By Iain Gilbert
Date: Monday 27 Jan 2025
(Sharecast News) - Analysts at Berenberg lowered their target price on exploration and production firm Energean from 1,045.0p to 940.0p on Monday following the group's recent FY trading update.
Berenberg said Energean retains "a strong long-term cash-flow profile" but stated that in the short term, it only forecasts a low-single-digit FCFE yield, before disposal proceeds, as the company invests in growing its asset base in Israel.
The German bank also lowered its dividend assumption to $1.40 per share, a roughly 11% yield, from FY25 to enable leverage to return to the Energean's target range over the medium term.
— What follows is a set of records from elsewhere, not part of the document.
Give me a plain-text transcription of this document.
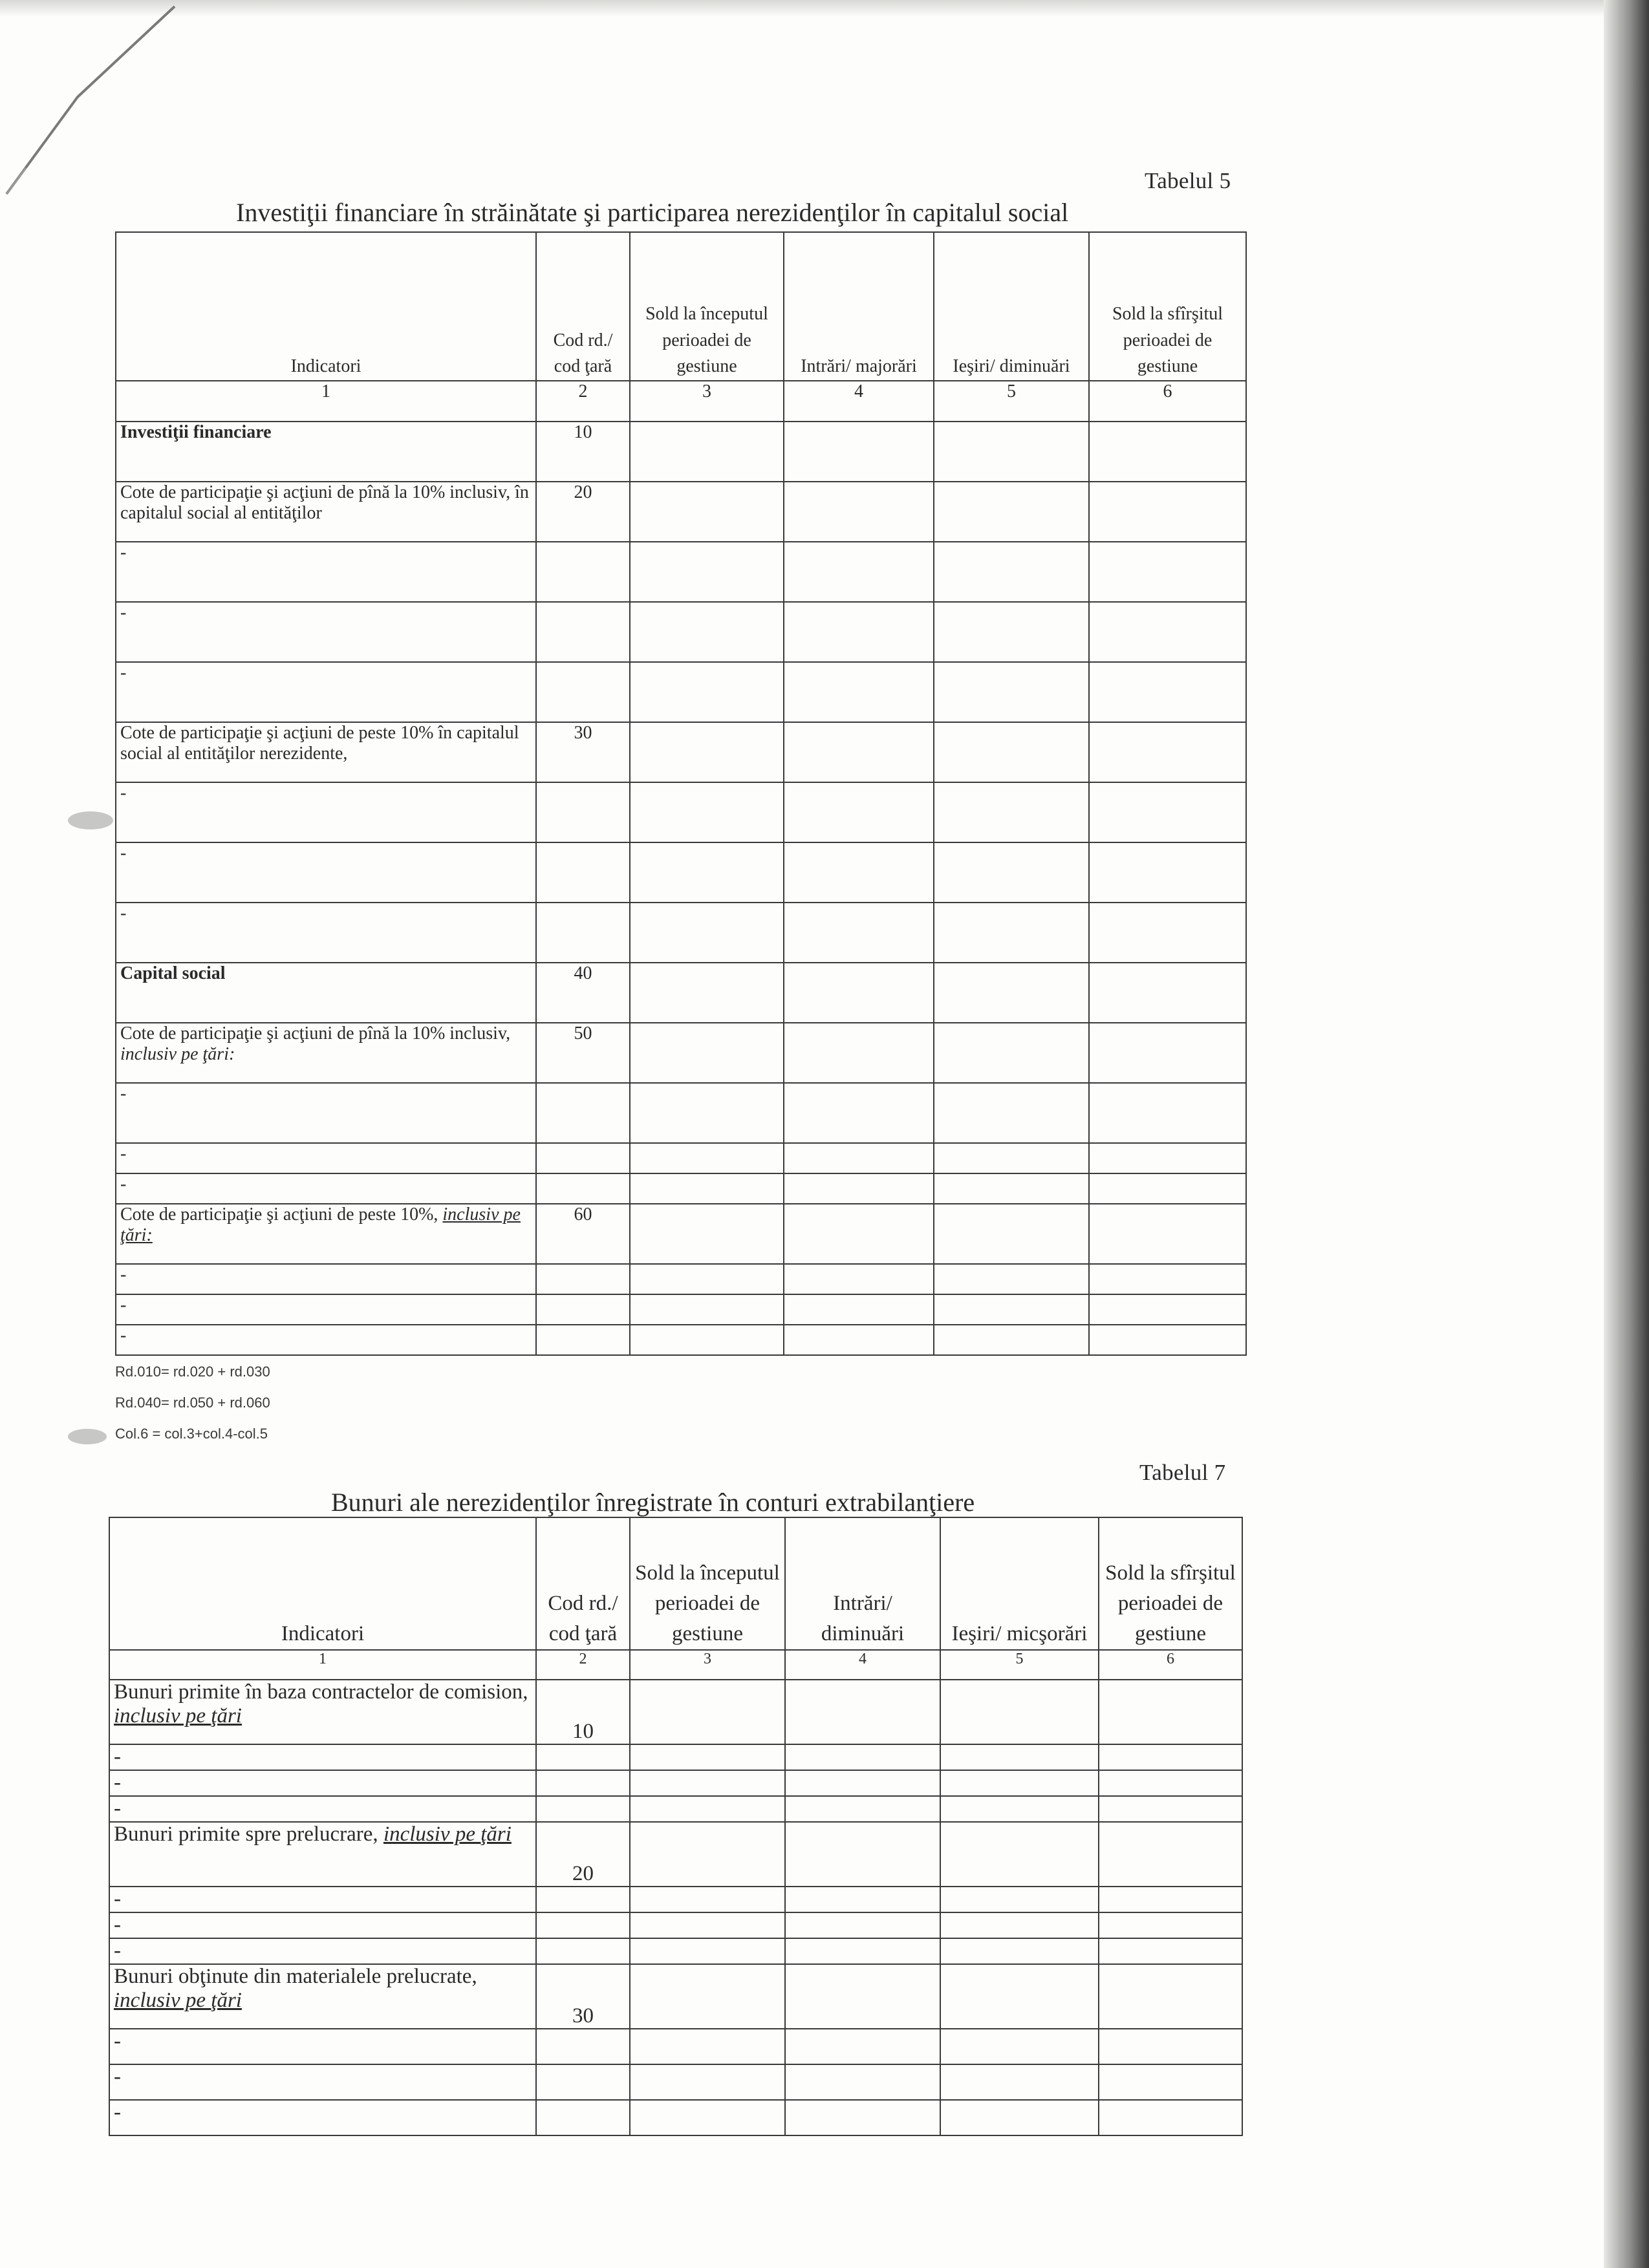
Tabelul 5
Investiţii financiare în străinătate şi participarea nerezidenţilor în capitalul social
Indicatori	Cod rd./ cod ţară	Sold la începutul perioadei de gestiune	Intrări/ majorări	Ieşiri/ diminuări	Sold la sfîrşitul perioadei de gestiune
1	2	3	4	5	6
Investiţii financiare	10				
Cote de participaţie şi acţiuni de pînă la 10% inclusiv, în capitalul social al entităţilor	20				
-					
-					
-					
Cote de participaţie şi acţiuni de peste 10% în capitalul social al entităţilor nerezidente,	30				
-					
-					
-					
Capital social	40				
Cote de participaţie şi acţiuni de pînă la 10% inclusiv, inclusiv pe ţări:	50				
-					
-					
-					
Cote de participaţie şi acţiuni de peste 10%, inclusiv pe ţări:	60				
-					
-					
-					
Rd.010= rd.020 + rd.030
Rd.040= rd.050 + rd.060
Col.6 = col.3+col.4-col.5
Tabelul 7
Bunuri ale nerezidenţilor înregistrate în conturi extrabilanţiere
Indicatori	Cod rd./ cod ţară	Sold la începutul perioadei de gestiune	Intrări/ diminuări	Ieşiri/ micşorări	Sold la sfîrşitul perioadei de gestiune
1	2	3	4	5	6
Bunuri primite în baza contractelor de comision, inclusiv pe ţări	10				
-					
-					
-					
Bunuri primite spre prelucrare, inclusiv pe ţări	20				
-					
-					
-					
Bunuri obţinute din materialele prelucrate, inclusiv pe ţări	30				
-					
-					
-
Energean also guided to production of 120,000-130,000 barrels of oil per day in 2025, 11% below Berenberg's previous forecast, after accounting for some shutdowns to complete development work.
"The reduced production outlook means our revenue forecasts fall 13%. Our EBITDA forecast is 15% lower, after factoring in cash opex guidance of $410m-$440m, and our EPS forecast is now 22% lower," said Berenberg, which has a 'hold' rating on the stock.
"We also incorporate the development capex guidance of $400m-$430m and net-debt guidance of $2.7bn-$2.9bn, which is higher than our previous forecast of just under $2.7bn, though we note potential to come in under this depending on the timing of the repayment of the 2026 notes and the monetisation of the Carlyle vendor loan note."